Andi Norris, an actor and member of the union's negotiating committee, said that those who do stunt work or creature performances would still be at risk under the game companies' offer.

"The performers who bring their body of work to these games create a whole variety of characters, and all of that work must be covered. Their proposal would carve out anything that doesn’t look and sound identical to me as I sit here, when, in truth, on any given week I am a zombie, I am a soldier, I am a zombie soldier," Norris said. "We cannot and will not accept that a stunt or movement performer giving a full performance on stage next to a voice actor isn’t a performer."

The global video game industry generates well over $100 billion dollars in profit annually, according to game market forecaster Newzoo. The people who design and bring those games to life are the driving force behind that success, SAG-AFTRA said.

Members voted overwhelmingly last year to give leadership the authority to strike. Concerns about how movie studios will use AI helped fuel last year’s film and television strikes by the union, which lasted four months.

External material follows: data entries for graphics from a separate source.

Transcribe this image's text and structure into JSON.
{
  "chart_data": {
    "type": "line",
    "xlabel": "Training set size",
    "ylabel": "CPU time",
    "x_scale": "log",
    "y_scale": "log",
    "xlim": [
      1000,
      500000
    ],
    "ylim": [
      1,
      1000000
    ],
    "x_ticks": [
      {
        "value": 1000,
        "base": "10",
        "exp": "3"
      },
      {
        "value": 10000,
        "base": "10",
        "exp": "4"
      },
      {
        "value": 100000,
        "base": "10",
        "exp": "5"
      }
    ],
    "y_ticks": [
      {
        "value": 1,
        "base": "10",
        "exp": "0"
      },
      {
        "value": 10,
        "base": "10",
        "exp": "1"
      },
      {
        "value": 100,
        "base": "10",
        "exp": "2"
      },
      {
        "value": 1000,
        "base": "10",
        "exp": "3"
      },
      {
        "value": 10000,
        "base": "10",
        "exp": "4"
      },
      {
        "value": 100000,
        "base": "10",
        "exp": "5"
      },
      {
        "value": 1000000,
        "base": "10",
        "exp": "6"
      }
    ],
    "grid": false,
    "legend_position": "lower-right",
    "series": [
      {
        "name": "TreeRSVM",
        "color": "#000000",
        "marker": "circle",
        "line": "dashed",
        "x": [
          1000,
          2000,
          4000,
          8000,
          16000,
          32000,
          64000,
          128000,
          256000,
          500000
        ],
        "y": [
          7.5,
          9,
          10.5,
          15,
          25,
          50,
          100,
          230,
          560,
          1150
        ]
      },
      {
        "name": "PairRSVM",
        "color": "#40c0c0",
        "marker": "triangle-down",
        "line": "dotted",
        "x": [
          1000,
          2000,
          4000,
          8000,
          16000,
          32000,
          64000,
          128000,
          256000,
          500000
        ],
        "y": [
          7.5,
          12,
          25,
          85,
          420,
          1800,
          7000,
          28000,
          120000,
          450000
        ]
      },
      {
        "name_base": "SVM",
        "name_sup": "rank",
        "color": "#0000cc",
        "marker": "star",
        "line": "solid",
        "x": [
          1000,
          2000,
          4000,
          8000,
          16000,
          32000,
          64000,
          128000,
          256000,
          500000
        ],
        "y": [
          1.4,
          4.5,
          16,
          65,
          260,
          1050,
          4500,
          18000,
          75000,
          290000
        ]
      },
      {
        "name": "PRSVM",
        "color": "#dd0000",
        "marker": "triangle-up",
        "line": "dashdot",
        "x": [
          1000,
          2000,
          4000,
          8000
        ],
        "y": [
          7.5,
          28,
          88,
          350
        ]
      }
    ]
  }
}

The last interactive contract, which expired in November 2022, did not provide protections around AI but secured a bonus compensation structure for voice actors and performance capture artists after an 11-month strike that began in October 2016. That work stoppage marked the first major labor action from SAG-AFTRA following the merger of Hollywood’s two largest actors unions in 2012.

The video game agreement covers more than 2,500 "off-camera (voiceover) performers, on-camera (motion capture, stunt) performers, stunt coordinators, singers, dancers, puppeteers, and background performers," according to the union.

Amid the tense interactive negotiations, SAG-AFTRA created a separate contract in February that covered independent and lower-budget video game projects. The tiered-budget independent interactive media agreement contains some of the protections on AI that video game industry titans have rejected. Games signed to an interim interactive media agreement, tiered-budget independent interactive agreement or interim interactive localization agreement are not part of the strike, the union said.